Question Type:
Principle-Conform (to Larissa)
Stimulus Breakdown:
Conclusion: It's silly to hold it against someone if they salt their food before tasting it.
Evidence: It's reasonable to wear a sweater to a supermarket you already know will be cold. It's reasonable to never open credit card offers in the mail when you know you have no interest in a new credit card.
Answer Anticipation:
This is a weird question stem. It's asking for a principle that's involved in the two analogies Larissa offers. The issue being discussed here is whether it's reasonable to take action (salt food / wear a sweater / toss away credit card mail unopened) without having all the available information (how salty is food / how cold is supermarket / what does the credit card offer say). Since Larissa is saying that it IS reasonable to do so, she seems to invoke a principle of "If I already know how things of a certain type normally behave, it's reasonable for me to take preemptive action BEFORE I've gotten all the data."
Correct Answer:
A
Answer Choice Analysis:
(A) This seems pretty matchable to the conversation. All three examples are matters of personal preference. Larissa does NOT think we should find fault in this because people already know what the deal is with restaurant food / supermarket temperatures / credit card mail offers.

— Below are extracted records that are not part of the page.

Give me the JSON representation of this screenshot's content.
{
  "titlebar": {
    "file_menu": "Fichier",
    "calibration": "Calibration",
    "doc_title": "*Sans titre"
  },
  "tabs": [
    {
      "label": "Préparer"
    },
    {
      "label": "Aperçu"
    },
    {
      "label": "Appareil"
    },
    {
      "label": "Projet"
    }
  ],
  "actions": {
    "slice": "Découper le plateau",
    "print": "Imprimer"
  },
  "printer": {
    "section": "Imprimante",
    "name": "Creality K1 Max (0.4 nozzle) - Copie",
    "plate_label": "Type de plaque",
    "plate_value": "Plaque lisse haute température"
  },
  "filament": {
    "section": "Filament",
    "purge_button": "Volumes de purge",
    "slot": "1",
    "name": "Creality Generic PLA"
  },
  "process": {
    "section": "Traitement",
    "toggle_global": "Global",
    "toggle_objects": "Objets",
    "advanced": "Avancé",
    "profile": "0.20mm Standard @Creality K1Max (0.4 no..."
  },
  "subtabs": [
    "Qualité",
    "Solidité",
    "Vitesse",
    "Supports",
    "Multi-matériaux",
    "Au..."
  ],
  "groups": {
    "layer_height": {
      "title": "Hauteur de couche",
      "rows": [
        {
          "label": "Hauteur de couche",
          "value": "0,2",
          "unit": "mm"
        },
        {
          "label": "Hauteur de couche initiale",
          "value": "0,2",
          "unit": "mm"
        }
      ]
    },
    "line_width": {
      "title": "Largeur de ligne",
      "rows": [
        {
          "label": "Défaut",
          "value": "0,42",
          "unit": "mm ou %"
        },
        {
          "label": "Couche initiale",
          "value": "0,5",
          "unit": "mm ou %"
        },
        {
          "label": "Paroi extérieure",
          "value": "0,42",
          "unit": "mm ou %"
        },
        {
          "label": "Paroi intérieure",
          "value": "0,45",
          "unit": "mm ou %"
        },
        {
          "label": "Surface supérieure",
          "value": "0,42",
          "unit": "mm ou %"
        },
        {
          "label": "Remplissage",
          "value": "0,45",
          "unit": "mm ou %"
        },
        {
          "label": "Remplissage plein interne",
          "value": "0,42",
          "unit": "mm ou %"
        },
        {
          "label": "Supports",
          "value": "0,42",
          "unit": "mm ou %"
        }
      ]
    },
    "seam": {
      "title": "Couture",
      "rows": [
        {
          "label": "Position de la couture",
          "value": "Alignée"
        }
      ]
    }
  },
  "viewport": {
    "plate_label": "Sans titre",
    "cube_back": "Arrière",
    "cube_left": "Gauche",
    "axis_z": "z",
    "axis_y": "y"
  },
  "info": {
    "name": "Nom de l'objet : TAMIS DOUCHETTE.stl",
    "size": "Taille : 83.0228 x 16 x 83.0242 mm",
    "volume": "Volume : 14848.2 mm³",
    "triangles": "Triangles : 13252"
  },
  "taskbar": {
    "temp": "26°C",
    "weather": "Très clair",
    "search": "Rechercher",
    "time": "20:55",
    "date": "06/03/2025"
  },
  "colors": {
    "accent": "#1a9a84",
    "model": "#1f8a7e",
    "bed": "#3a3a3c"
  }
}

(B) Are we in professional decision-making contexts? I would stop reading there. Larissa's two analogies have nothing to do with making professional decisions.
(C) This doesn't touch on Larissa's analogies at all. If Larissa's response had simply been "That's silly: you're not hiring them to get food to the proper saltiness", then this answer could work.
(D) "generally expected norms"? This doesn't match anything, so I'd stop reading.
(E) The first half of this is matchable, but the whole "lapses of rationality" is not. Larissa is not saying, "Give them a break: they just had a brain fart." She's saying, "pre-salting the food is perfectly rational."
Takeaway/Pattern: This was a very unusual question. It most closely resembles a principle question, but it was weird that it was involved in a 2nd person's rebuttal to a 1st speaker (and both speakers' wording was involved in the answer. Also, the answer choices didn't take the usual "If PREM, then CONC" form. Instead, they were of the form of "Conclusion, because Premise."